Tambahkan pula dedaunan ke dalam kolam seperti kangkung, talas, dan eceng gondok. Fungsinya sebagai peneduh dan penyerap racun-racun yang terdapat pada air kolam.

6.      Kejernihan air
Air yang baik untuk lele yaitu berwarna hijau dan merah. Bukan air jernih. Lele juga tak perlu air mengalir karena ia bernapas dengan alat tambahan yang bernama labirin. Air yang disukai oleh lele yaitu kaya plankton, tapi bukan mikroorganisme penyebab penyakit.

7.      Pakan
Pemberian pakan dilakukan sebanyak 3 kali, mulai dari pukul 07.00 pagi, 17.00 sore, dan 22.00 malam hari. Tak ada patokan pasti berapa kali pemberian pakan, yang terpenting disesuaikan dengan kebutuhan ikan dan nafsu makan ikan. Pakan pellet yang diberikan bisa diambil dari pellet 781-1 yang memiliki nutrisi bagus untuk ikan lele. Kandungan nutrisinya protein minimal 35%, lemak 10-16%, karbohidrat 15-25%, vitamin, dan mineral. Pemberian pakan tak boleh sampai berlebih karena pakan berlebih ini bisa menimbulkan penyakit. Terutama kadar air kolam yang mengandung ammonia terlalu tinggi sehingga ikan mudah terserang penyakit Aeromonas dan jamur.
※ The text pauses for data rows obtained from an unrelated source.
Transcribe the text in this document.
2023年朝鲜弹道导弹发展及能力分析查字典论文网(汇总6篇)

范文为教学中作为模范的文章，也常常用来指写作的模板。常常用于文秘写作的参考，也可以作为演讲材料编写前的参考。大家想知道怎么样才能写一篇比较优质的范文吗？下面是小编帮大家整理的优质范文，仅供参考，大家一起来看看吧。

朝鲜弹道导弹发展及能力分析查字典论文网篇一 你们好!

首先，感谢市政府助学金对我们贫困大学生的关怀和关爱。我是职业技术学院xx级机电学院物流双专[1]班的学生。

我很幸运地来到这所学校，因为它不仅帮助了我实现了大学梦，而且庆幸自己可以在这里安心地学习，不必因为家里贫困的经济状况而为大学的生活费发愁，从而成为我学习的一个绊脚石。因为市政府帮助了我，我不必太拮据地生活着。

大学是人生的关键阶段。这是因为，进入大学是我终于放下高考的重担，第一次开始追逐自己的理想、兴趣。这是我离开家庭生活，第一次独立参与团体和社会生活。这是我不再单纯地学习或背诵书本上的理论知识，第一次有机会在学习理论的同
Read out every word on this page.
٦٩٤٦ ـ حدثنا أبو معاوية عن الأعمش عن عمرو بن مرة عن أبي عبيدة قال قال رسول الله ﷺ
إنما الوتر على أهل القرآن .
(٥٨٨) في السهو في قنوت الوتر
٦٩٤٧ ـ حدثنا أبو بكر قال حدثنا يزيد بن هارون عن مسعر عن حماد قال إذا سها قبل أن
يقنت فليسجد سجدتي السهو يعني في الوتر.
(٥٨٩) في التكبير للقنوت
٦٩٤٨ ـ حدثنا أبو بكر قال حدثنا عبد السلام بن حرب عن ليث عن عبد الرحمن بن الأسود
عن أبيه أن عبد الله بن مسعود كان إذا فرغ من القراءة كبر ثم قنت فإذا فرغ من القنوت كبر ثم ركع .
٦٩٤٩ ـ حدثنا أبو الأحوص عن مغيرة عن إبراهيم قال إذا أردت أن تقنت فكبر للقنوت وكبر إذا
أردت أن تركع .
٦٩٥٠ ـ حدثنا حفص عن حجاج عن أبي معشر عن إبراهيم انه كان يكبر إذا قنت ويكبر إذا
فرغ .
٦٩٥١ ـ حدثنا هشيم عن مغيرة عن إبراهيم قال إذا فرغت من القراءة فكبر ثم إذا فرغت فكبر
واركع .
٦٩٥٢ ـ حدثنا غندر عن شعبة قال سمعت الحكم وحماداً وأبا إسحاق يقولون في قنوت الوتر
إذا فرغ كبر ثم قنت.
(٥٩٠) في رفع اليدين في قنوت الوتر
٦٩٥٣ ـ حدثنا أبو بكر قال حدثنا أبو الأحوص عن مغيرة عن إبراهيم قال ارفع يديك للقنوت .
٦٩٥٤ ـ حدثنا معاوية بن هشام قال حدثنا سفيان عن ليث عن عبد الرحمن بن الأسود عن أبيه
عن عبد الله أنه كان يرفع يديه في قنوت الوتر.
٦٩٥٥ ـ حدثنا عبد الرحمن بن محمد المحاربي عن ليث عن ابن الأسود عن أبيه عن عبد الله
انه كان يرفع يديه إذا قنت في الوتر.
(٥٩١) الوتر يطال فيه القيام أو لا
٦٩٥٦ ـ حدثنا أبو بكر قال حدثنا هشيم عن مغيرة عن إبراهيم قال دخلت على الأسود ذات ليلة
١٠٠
8.      Pengendalian hama dan penyakit
Hama penyakit yang menerang ikan lele sama dengan yang menyerang jenis-jenis ikan lainnya. Hama yang bisa masuk ke dalam kolam terpal yaitu burung pemakan ikan, ular air, berang-berang. Untuk mengusir hama seperti ini , buang semak-semak di sekitar kolam dan beri tali di atas kolam secara melintang.

Penyakit yang sulit diatasi yaitu yang disebabkan oleh bakteri atau virus. Kemunculan penyakit ini begitu kompleks karena berhubungan erat dengan kualitas air, fisiologis ikan, lingkungan sekitar. Penyembuhan bisa dilakukan dengan cara pemberian obat sesuai dengan jenis penyakitnya.

9.      Pemanenan
Pemeliharaan selama kurang lebih 90 hari, ikan-ikan lele sudah mencapai ukuran konsumsi. Ukuran konsumsi yang diminati pasara yaitu 5-7 ekor/kg. Lakukan penyortiran untuk pemanenan karena ukuran ikan lele pasti bervariasi. Ikan-ikan yang berukuran lebih kecil bisa dipelihara kembali.

Peluang usaha ternak lele dengan kolam terpal termasuk memiliki potensi tinggi untuk meraup laba. Apalagi usaha ini bisa dilakukan di pekarangan rumah yang sempit. Asalkan teknis budidaya, manajemen, dan pemasaran sudah dikuasi dengan baik. Laba besar sudah ada di depan mata.